Educational institutions can now operate in all “orange” communities in the government’s color-coded “traffic-light” system for morbidity rates, according to a joint statement from the Prime Minister’s Office and Health Ministry.
So far schools have been allowed to reopen in “green” and “yellow” areas as well as in some “orange” locations — depending on vaccination levels and other factors. Schools in “red” areas with the highest infection rates remain closed.
Cities that are currently classified as “orange” include Jerusalem, Ashkelon, Beersheba, Bnei Brak, Tiberias, Beit Shemesh, Netanya and more.
Following the vote, grades 11-12 can also resume classes without socially distanced “capsules” if at least 90 percent of students are vaccinated or have recovered from COVID-19. Students in grades 11-12 with a 75% rate of vaccination and recovery can also return to the classroom, but must do so in “capsules.”
The decision to allow more schools to reopen was due to “improved morbidity indicators and a desire to allow more students to return to normal studies,” according to a Health Ministry statement.
The move came after 7th-10th graders in low- to medium-infection areas were allowed to return to class Sunday as part of a further rollback of lockdown measures. Students in those grades were the last to remain at home, studying remotely, under the pandemic restrictions.
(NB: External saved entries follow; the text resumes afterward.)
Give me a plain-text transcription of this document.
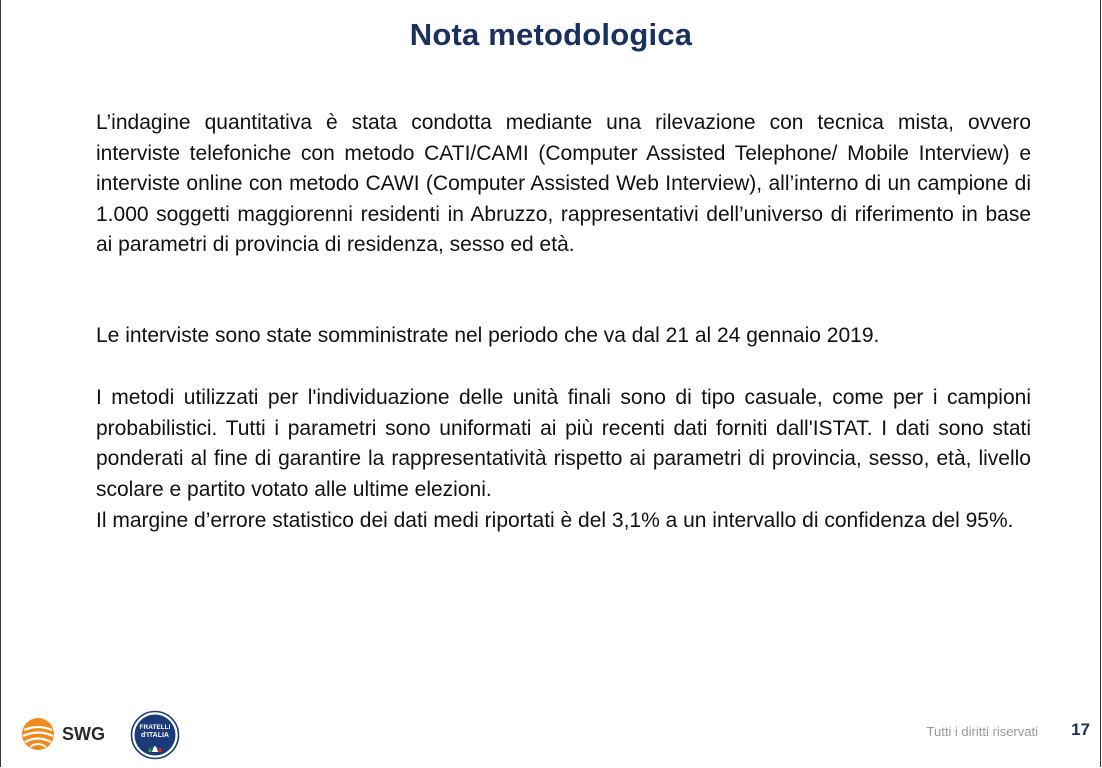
Nota metodologica

L’indagine quantitativa è stata condotta mediante una rilevazione con tecnica mista, ovvero interviste telefoniche con metodo CATI/CAMI (Computer Assisted Telephone/ Mobile Interview) e interviste online con metodo CAWI (Computer Assisted Web Interview), all’interno di un campione di 1.000 soggetti maggiorenni residenti in Abruzzo, rappresentativi dell’universo di riferimento in base ai parametri di provincia di residenza, sesso ed età.

Le interviste sono state somministrate nel periodo che va dal 21 al 24 gennaio 2019.

I metodi utilizzati per l'individuazione delle unità finali sono di tipo casuale, come per i campioni probabilistici. Tutti i parametri sono uniformati ai più recenti dati forniti dall'ISTAT. I dati sono stati ponderati al fine di garantire la rappresentatività rispetto ai parametri di provincia, sesso, età, livello scolare e partito votato alle ultime elezioni.

Il margine d’errore statistico dei dati medi riportati è del 3,1% a un intervallo di confidenza del 95%.

SWG	FRATELLI
d'ITALIA	Tutti i diritti riservati	17
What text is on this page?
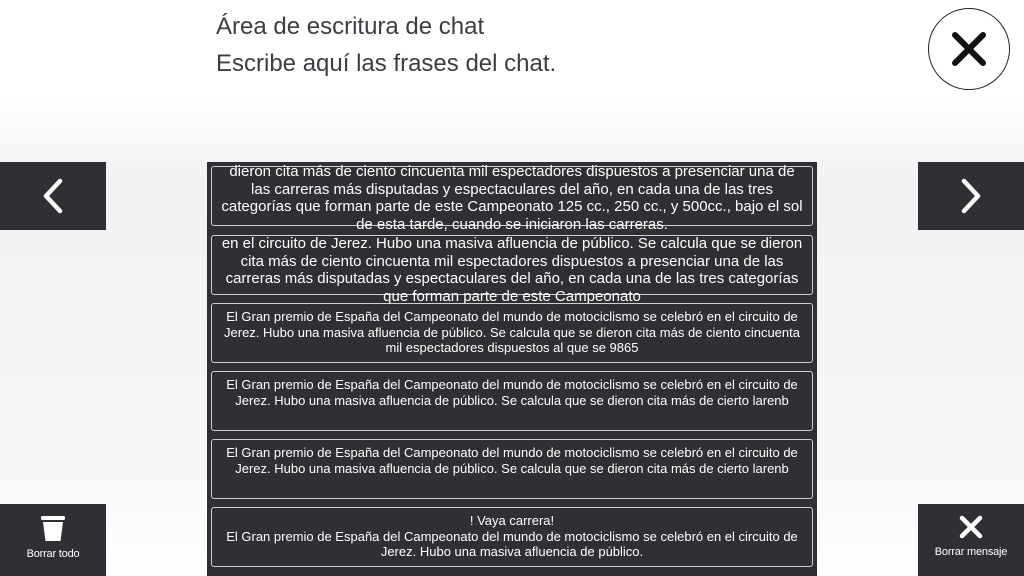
Área de escritura de chat
Escribe aquí las frases del chat.
dieron cita más de ciento cincuenta mil espectadores dispuestos a presenciar una de las carreras más disputadas y espectaculares del año, en cada una de las tres categorías que forman parte de este Campeonato 125 cc., 250 cc., y 500cc., bajo el sol de esta tarde, cuando se iniciaron las carreras.
en el circuito de Jerez. Hubo una masiva afluencia de público. Se calcula que se dieron cita más de ciento cincuenta mil espectadores dispuestos a presenciar una de las carreras más disputadas y espectaculares del año, en cada una de las tres categorías que forman parte de este Campeonato
El Gran premio de España del Campeonato del mundo de motociclismo se celebró en el circuito de Jerez. Hubo una masiva afluencia de público. Se calcula que se dieron cita más de ciento cincuenta mil espectadores dispuestos al que se 9865
El Gran premio de España del Campeonato del mundo de motociclismo se celebró en el circuito de Jerez. Hubo una masiva afluencia de público. Se calcula que se dieron cita más de cierto larenb
El Gran premio de España del Campeonato del mundo de motociclismo se celebró en el circuito de Jerez. Hubo una masiva afluencia de público. Se calcula que se dieron cita más de cierto larenb
! Vaya carrera!
El Gran premio de España del Campeonato del mundo de motociclismo se celebró en el circuito de Jerez. Hubo una masiva afluencia de público.
Borrar todo	Borrar mensaje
Higher education institutions and religious seminaries were also reopened this week to vaccinated or recovered people.
Schools have been largely shuttered in Israel for much of the past year, leading to frequent protests by parents and children.
Infection rates among children and school reopenings are a central concern as Israel steps out of its third-wave virus outbreak. Children represent a larger proportion of infections than earlier in the pandemic, presumably due to new virus variants and the fact that a significant share of adults have been vaccinated.
The vaccine has not yet been approved for children under 16, although Israel has vaccinated dozens who suffer specific COVID-19 risk factors.